Mi voltai e guardai il sole toccare l'acqua all'orizzonte, il cielo era un tripudio di colori caldi e intensi.
«Togliti le scarpe»
Lei alzò un sopracciglio e io la invitai a seguire il mio consiglio, alla fine cedette e scendemmo quei tre scalini di legno a piedi scalzi.
La sabbia era umida, i nostri piedi ci affondarono dentro e ad Ella venne da ridere.
«Oddio...è stranissimo»
Io risi, quella ragazza non aveva mai visto una città, figuriamoci il mare.
Rimase ferma qualche secondo con lo sguardo basso, sembrava divertita, la sua mano stringeva la mia e io la trascinai con me fino all'acqua.
«Non avrei mai immaginato di poter vedere il mare...»
Disse guardando l'orizzonte con ingordigia, sembrava non voler chiudere le palpebre nemmeno per un secondo.

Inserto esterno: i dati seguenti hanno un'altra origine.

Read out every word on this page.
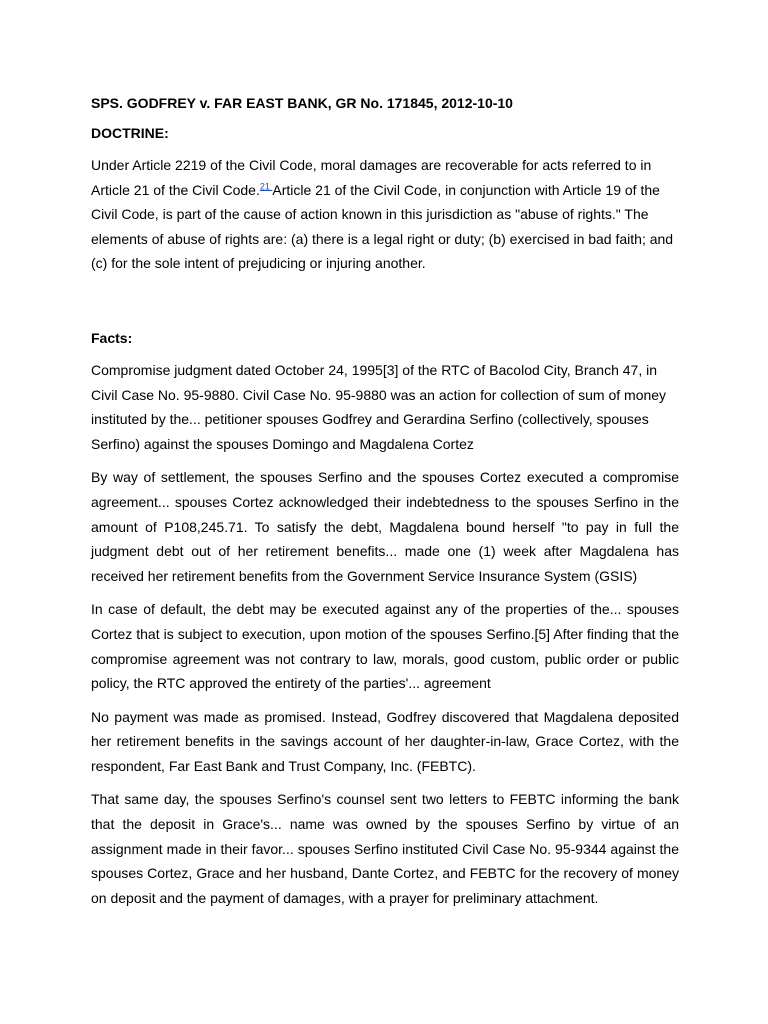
SPS. GODFREY v. FAR EAST BANK, GR No. 171845, 2012-10-10

DOCTRINE:

Under Article 2219 of the Civil Code, moral damages are recoverable for acts referred to in Article 21 of the Civil Code.$^{21}$ Article 21 of the Civil Code, in conjunction with Article 19 of the Civil Code, is part of the cause of action known in this jurisdiction as "abuse of rights." The elements of abuse of rights are: (a) there is a legal right or duty; (b) exercised in bad faith; and (c) for the sole intent of prejudicing or injuring another.

Facts:

Compromise judgment dated October 24, 1995[3] of the RTC of Bacolod City, Branch 47, in Civil Case No. 95-9880. Civil Case No. 95-9880 was an action for collection of sum of money instituted by the... petitioner spouses Godfrey and Gerardina Serfino (collectively, spouses Serfino) against the spouses Domingo and Magdalena Cortez

By way of settlement, the spouses Serfino and the spouses Cortez executed a compromise agreement... spouses Cortez acknowledged their indebtedness to the spouses Serfino in the amount of P108,245.71. To satisfy the debt, Magdalena bound herself "to pay in full the judgment debt out of her retirement benefits... made one (1) week after Magdalena has received her retirement benefits from the Government Service Insurance System (GSIS)

In case of default, the debt may be executed against any of the properties of the... spouses Cortez that is subject to execution, upon motion of the spouses Serfino.[5] After finding that the compromise agreement was not contrary to law, morals, good custom, public order or public policy, the RTC approved the entirety of the parties'... agreement

No payment was made as promised. Instead, Godfrey discovered that Magdalena deposited her retirement benefits in the savings account of her daughter-in-law, Grace Cortez, with the respondent, Far East Bank and Trust Company, Inc. (FEBTC).

That same day, the spouses Serfino's counsel sent two letters to FEBTC informing the bank that the deposit in Grace's... name was owned by the spouses Serfino by virtue of an assignment made in their favor... spouses Serfino instituted Civil Case No. 95-9344 against the spouses Cortez, Grace and her husband, Dante Cortez, and FEBTC for the recovery of money on deposit and the payment of damages, with a prayer for preliminary attachment.
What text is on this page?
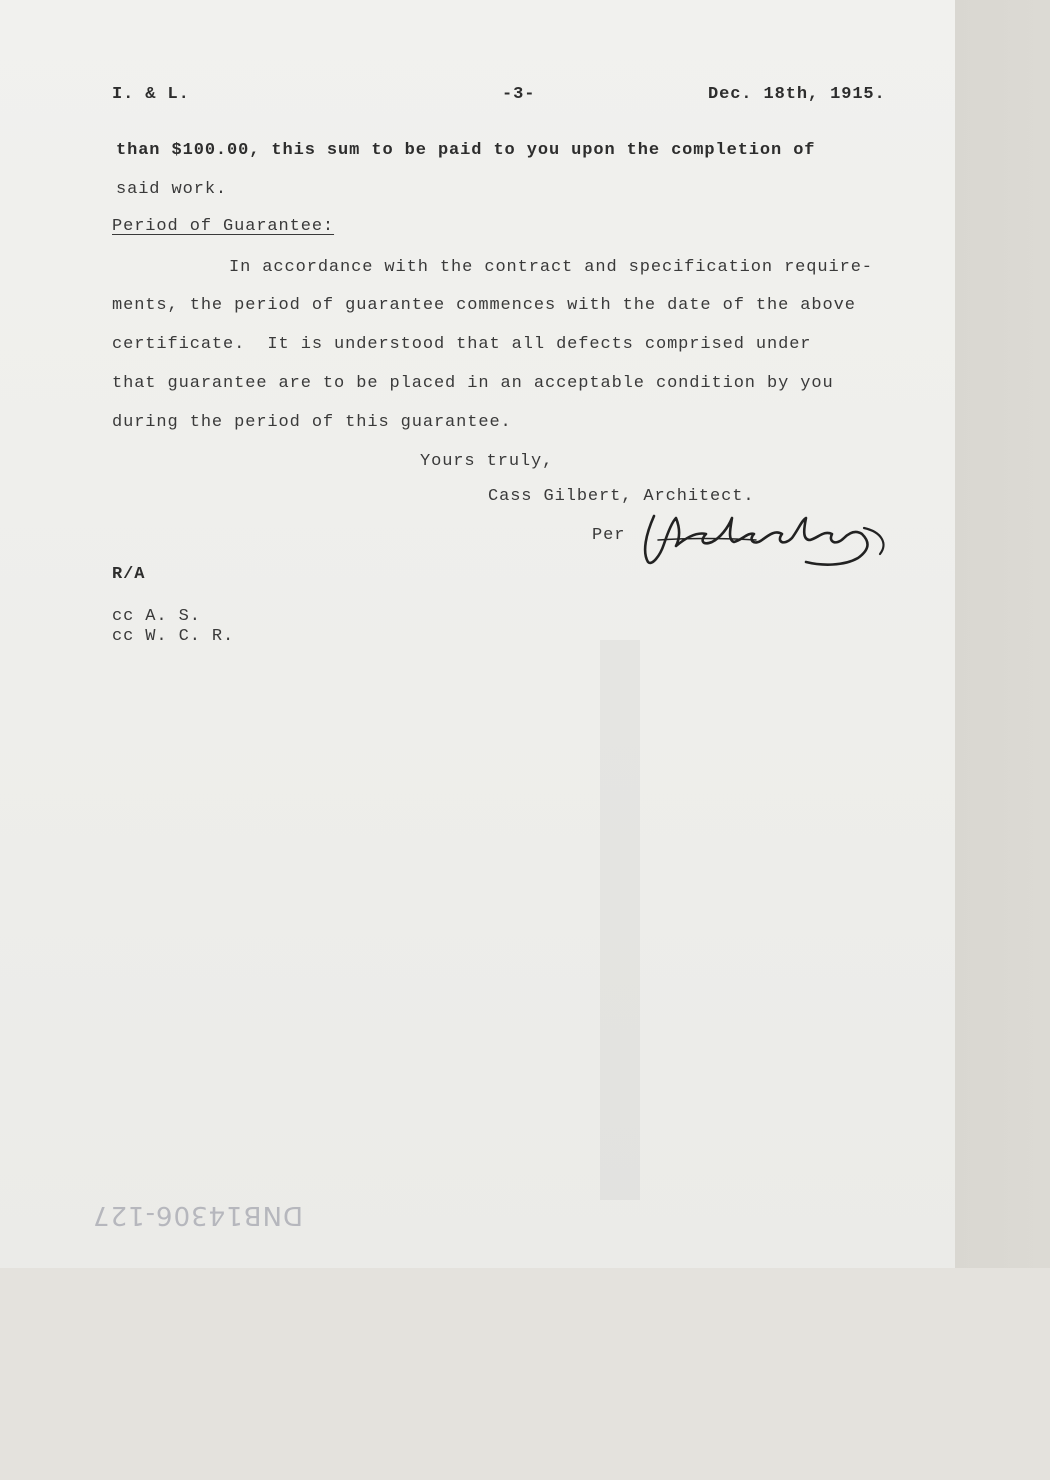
I. & L.	-3-	Dec. 18th, 1915.

than $100.00, this sum to be paid to you upon the completion of

said work.

Period of Guarantee:

In accordance with the contract and specification require-

ments, the period of guarantee commences with the date of the above

certificate.  It is understood that all defects comprised under

that guarantee are to be placed in an acceptable condition by you

during the period of this guarantee.

Yours truly,

Cass Gilbert, Architect.

Per

R/A

cc A. S.

cc W. C. R.

DNB14306-127
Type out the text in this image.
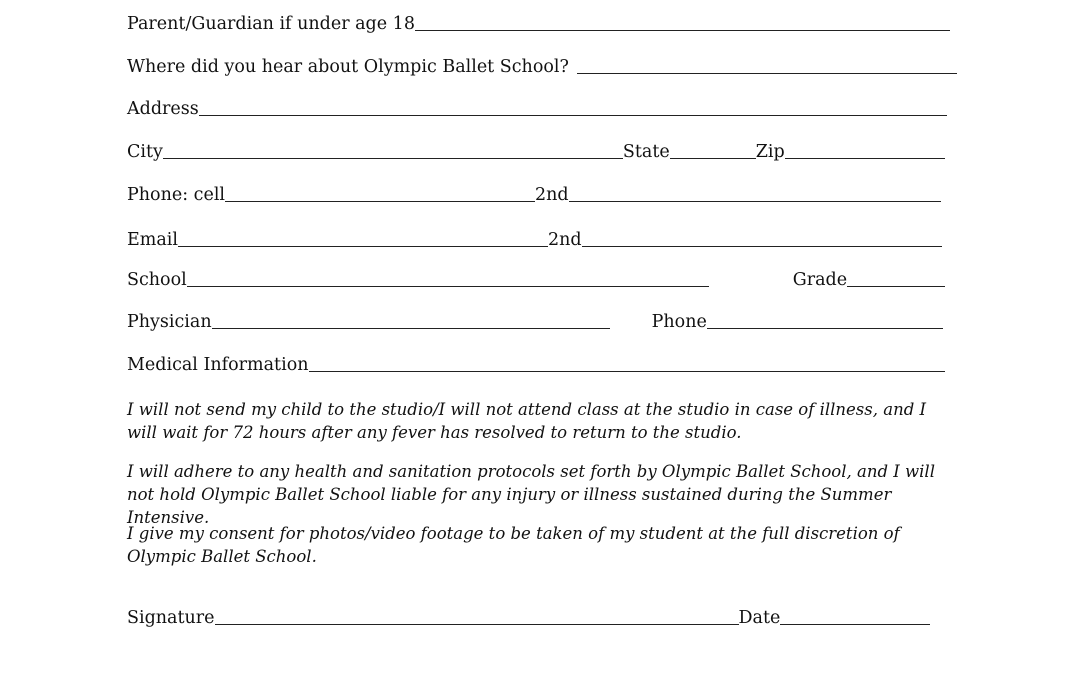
Parent/Guardian if under age 18
Where did you hear about Olympic Ballet School?
Address
City	State	Zip
Phone: cell	2nd
Email	2nd
School	Grade
Physician	Phone
Medical Information

I will not send my child to the studio/I will not attend class at the studio in case of illness, and I will wait for 72 hours after any fever has resolved to return to the studio.

I will adhere to any health and sanitation protocols set forth by Olympic Ballet School, and I will not hold Olympic Ballet School liable for any injury or illness sustained during the Summer Intensive.

I give my consent for photos/video footage to be taken of my student at the full discretion of Olympic Ballet School.

Signature	Date
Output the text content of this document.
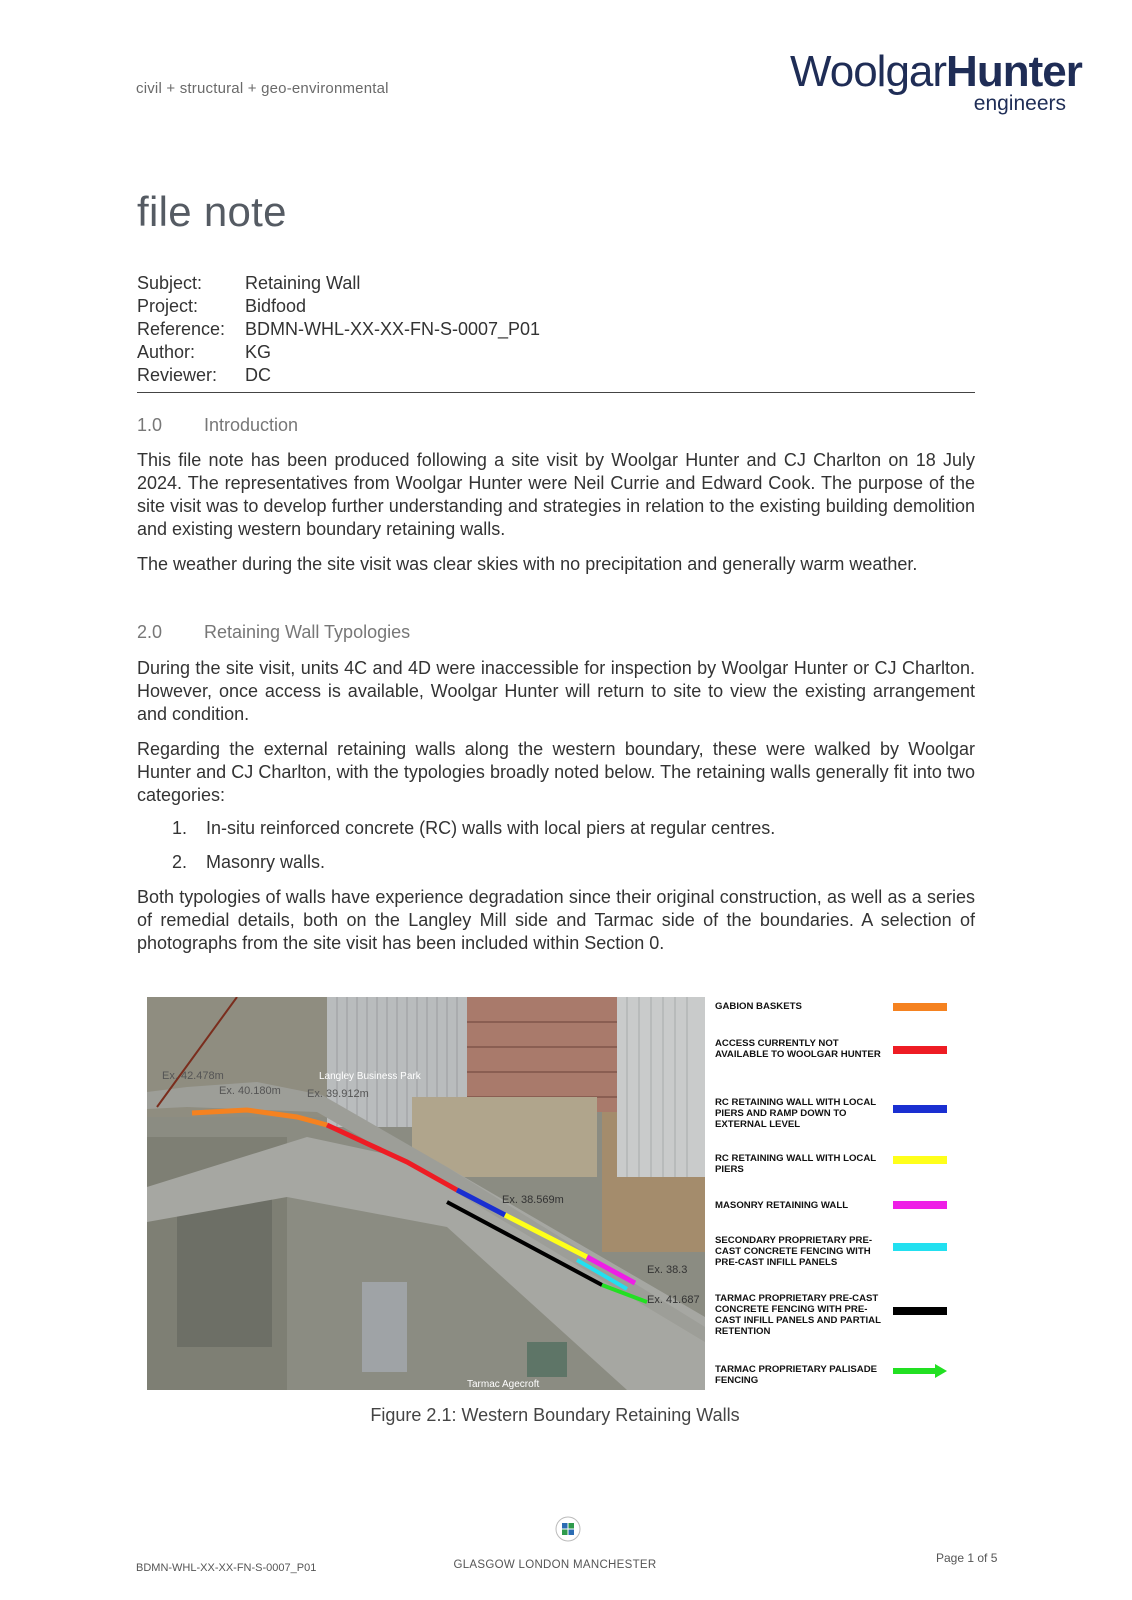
civil + structural + geo-environmental	WoolgarHunter
engineers
file note
Subject:	Retaining Wall
Project:	Bidfood
Reference:	BDMN-WHL-XX-XX-FN-S-0007_P01
Author:	KG
Reviewer:	DC
1.0 Introduction
This file note has been produced following a site visit by Woolgar Hunter and CJ Charlton on 18 July 2024. The representatives from Woolgar Hunter were Neil Currie and Edward Cook. The purpose of the site visit was to develop further understanding and strategies in relation to the existing building demolition and existing western boundary retaining walls.
The weather during the site visit was clear skies with no precipitation and generally warm weather.
2.0 Retaining Wall Typologies
During the site visit, units 4C and 4D were inaccessible for inspection by Woolgar Hunter or CJ Charlton. However, once access is available, Woolgar Hunter will return to site to view the existing arrangement and condition.
Regarding the external retaining walls along the western boundary, these were walked by Woolgar Hunter and CJ Charlton, with the typologies broadly noted below. The retaining walls generally fit into two categories:
1.	In-situ reinforced concrete (RC) walls with local piers at regular centres.
2.	Masonry walls.
Both typologies of walls have experience degradation since their original construction, as well as a series of remedial details, both on the Langley Mill side and Tarmac side of the boundaries. A selection of photographs from the site visit has been included within Section 0.
Langley Business Park
Tarmac Agecroft
Ex. 42.478m
Ex. 40.180m Ex. 39.912m
Ex. 38.569m
Ex. 38.3
Ex. 41.687
GABION BASKETS
ACCESS CURRENTLY NOT AVAILABLE TO WOOLGAR HUNTER
RC RETAINING WALL WITH LOCAL PIERS AND RAMP DOWN TO EXTERNAL LEVEL
RC RETAINING WALL WITH LOCAL PIERS
MASONRY RETAINING WALL
SECONDARY PROPRIETARY PRE-CAST CONCRETE FENCING WITH PRE-CAST INFILL PANELS
TARMAC PROPRIETARY PRE-CAST CONCRETE FENCING WITH PRE-CAST INFILL PANELS AND PARTIAL RETENTION
TARMAC PROPRIETARY PALISADE FENCING
Figure 2.1: Western Boundary Retaining Walls
BDMN-WHL-XX-XX-FN-S-0007_P01	GLASGOW LONDON MANCHESTER	Page 1 of 5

Mi lasciò la mano e si accucciò sfiorando la sabbia con le dita, fino ad affondarci l'intera mano.
Si alzò pulendosi poi le mani e mi rivolse uno sguardo mordendosi le labbra.
«Matt entriamo?»
Io alzai un sopracciglio divertito e guardai le sue iridi implorare.
«Ella è già tanto se arriviamo ad un grado qua fuori, potresti ammalarti»
Lei alzò le spalle e rivolse uno sguardo al mare.
«Ti prego! Potrebbe essere l'unica pazzia che potrei fare. Un'influenza certo non mi ucciderà»
Mi prese le mani e io esitai, a me un bagno non avrebbe fatto nulla, ma a lei poteva essere fatale.
Mi avvicinai all'acqua e mi abbassai per sentirne il calore. Non era congelata, ma nemmeno tiepida, forse se saremmo rimasti verso l'acqua bassa non le sarebbe successo nulla.
«Allora?»
Mi chiese cercando di contenere l'euforia.
Io la sollevai sulla spalla e lei gridò divertita.
«Matt! Che diavolo fai! mettimi giù!»
Rise ed io entrai in acqua vestito, la lasciai andare e lei mi appoggiò le mani sul petto, era immersa solo fino alle ginocchia, un brivido la invase e io risi.
«Fredda?»
Lei mi fece una smorfia e si abbassò raccogliendo tra le onde una conchiglia.